Полночи я ворочался в постели, словно неженка: все меня беспокоило и отвлекало. В конце концов сел и смотрел в окно на звезды под тихое уханье лесных сов. Беспокойные мысли свили себе муравейник в моем мозгу, не останавливаясь ни на минуту. Мучило смутное осознание того, что в моей жизни что-то происходит вопреки ее естественному течению.
Это как если реку Ольдрим повернуть в другое русло и преградить ей путь к родным берегам. Первое время река будет искать привычное русло, но потом побьется-побьется безуспешно в крепкую дамбу и забудет о том, что когда-то текла в другом месте. Но я — не река. По крайней мере, у меня еще остались какие-то лагуны памяти о прошлом.
Еще и метка на запястье не дает ни о чем забыть. Как хороша была Гвенда в расцвете своей юности и красоты! В те времена в королевском дворце Лоргрина давали роскошные балы, куда заботливые бароны, графы и герцоги свозили своих подросших дочек на смотрины, а их сыновья присматривали хорошеньких невест. Особенно запомнился бал в честь моего восшествия на престол.

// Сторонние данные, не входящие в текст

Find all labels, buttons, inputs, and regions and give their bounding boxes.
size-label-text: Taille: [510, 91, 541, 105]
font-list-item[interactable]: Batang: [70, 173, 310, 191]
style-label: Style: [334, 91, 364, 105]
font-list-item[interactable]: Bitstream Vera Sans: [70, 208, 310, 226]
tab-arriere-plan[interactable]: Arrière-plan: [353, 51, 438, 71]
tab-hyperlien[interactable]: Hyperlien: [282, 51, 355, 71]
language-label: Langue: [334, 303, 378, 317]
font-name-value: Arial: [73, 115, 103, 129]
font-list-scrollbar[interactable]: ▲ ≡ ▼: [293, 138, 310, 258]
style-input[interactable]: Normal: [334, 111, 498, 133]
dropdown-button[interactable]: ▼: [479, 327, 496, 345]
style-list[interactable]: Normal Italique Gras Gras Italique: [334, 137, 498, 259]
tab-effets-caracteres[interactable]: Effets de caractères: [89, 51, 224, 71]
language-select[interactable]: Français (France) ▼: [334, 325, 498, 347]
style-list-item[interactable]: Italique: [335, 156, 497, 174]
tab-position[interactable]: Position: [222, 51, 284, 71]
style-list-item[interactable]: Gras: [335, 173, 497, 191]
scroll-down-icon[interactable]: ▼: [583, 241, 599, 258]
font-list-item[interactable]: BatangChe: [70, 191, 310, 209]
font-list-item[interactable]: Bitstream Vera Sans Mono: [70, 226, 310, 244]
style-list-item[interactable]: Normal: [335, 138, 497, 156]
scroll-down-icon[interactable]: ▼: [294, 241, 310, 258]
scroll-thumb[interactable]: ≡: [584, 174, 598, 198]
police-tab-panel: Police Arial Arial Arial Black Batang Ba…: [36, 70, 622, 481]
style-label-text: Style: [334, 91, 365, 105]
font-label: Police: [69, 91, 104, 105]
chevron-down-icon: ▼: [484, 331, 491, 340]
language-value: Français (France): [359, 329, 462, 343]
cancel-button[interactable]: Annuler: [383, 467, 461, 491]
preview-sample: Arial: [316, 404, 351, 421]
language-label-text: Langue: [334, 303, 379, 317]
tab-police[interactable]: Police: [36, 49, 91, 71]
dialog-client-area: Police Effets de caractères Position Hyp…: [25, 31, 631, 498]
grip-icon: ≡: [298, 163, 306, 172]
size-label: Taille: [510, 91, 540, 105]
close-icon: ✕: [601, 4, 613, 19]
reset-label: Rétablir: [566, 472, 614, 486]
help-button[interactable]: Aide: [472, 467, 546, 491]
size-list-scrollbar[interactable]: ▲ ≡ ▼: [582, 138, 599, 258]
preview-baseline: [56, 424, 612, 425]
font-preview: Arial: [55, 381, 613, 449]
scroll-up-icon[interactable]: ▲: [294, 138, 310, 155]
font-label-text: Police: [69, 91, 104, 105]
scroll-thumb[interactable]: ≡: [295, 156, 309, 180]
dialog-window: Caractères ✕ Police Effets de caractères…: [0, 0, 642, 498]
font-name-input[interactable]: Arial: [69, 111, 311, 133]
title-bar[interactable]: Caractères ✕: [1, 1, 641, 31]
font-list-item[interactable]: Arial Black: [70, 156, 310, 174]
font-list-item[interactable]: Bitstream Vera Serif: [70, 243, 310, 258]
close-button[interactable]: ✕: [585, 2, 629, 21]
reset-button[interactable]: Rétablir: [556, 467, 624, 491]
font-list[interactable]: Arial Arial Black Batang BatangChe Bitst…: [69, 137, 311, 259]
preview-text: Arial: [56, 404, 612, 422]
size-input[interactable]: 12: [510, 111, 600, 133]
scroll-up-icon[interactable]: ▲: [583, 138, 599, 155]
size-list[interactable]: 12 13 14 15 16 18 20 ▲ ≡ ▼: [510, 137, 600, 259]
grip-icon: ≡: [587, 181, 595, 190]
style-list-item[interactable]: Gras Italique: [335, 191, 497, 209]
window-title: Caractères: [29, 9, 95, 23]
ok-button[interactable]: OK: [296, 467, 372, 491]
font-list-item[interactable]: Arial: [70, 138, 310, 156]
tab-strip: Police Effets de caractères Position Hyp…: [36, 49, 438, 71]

Бог мой, на этих балах глаза просто разбегались от обилия разнообразной красоты со всех четырех ланов. Меня забавляло сравнивать красоток и выставлять им у себя в голове оценки. Хотя, увидев следующую богиню или двух, я тут же стирал с доски мысленный счет и выставлял новый. Утонченные белокурые дочери драконов смело стреляли в меня синими глазками. Розовощекие прелестницы из Сноваргена прельщали кожей, напоминающий белый атлас — так и хотелось потрогать! Рыжие веснушчатые бестии из Лилльсольма призывно сверкали белоснежными улыбками. А крепкие девицы из Феррстада прельщали своими нескромными округлостями.
И тут в зал вошла Она в сопровождении своего отца графа Лейтона. Граф был родом из почтенного драконьего, но обедневшего рода. Когда-то он покинул Дровенсвёрд ради женитьбы на дочери одного из магнатов Сноваргена. Но не только деньги привлекли Лейтона в край оборотней: его жена была невероятно хороша собой. Их дочь Гвенда унаследовала изысканную красоту матери и породистую стать драконов. Меня сразу поразил взгляд ее зеленых русалочьих глаз, словно читающий твою душу, отчего я, пожалуй, сразу потерял бы все свое красноречие и светскую куртуазность. Но робкий нежный румянец на ее фарфоровой коже, то и дело вспыхивавший от любопытных, а порой и нескромных взглядов окружающих, придал мне смелости. В конце концов, я конунг и это мой праздник!
Я пригласил ее на первый же вальс. И весь зал с гостями перестал для нас существовать… В тот же вечер после бала я заметил на своем правом запястье метку истинности в виде алой розы. Я прекрасно помнил, что запястье защипало сразу, как только Гвенда положила мне руку на плечо, а я свою — ей на талию. Но в вихре вальса я даже не подумал взглянуть на источник жжения. Так и не узнал, что почувствовала она. Хотя мне показалось, что она испытывала те же чувства, что и я. Позже, когда мы с ней стали встречаться, я увидел у Гвенды на запястье точно такую же метку истинности, как у меня — алую розу. Тогда я еще не знал, что все это- подлая ложь ради того, чтобы стать женой конунга.
Неизвестный доброжелатель, практикующий бытовую магию, в своем письме сообщил мне, что к нему обращалась некая барышня по имени Гвенда, чтобы он магическими чарами наложил ей на запястье метку истинности именно в виде алой розы. Она хорошо заплатила ему, и он выполнил эту работу. Но когда он случайно увидел на моей руке такую же метку, то пожалел о своем поступке и решил предупредить меня о намерениях корыстной девицы.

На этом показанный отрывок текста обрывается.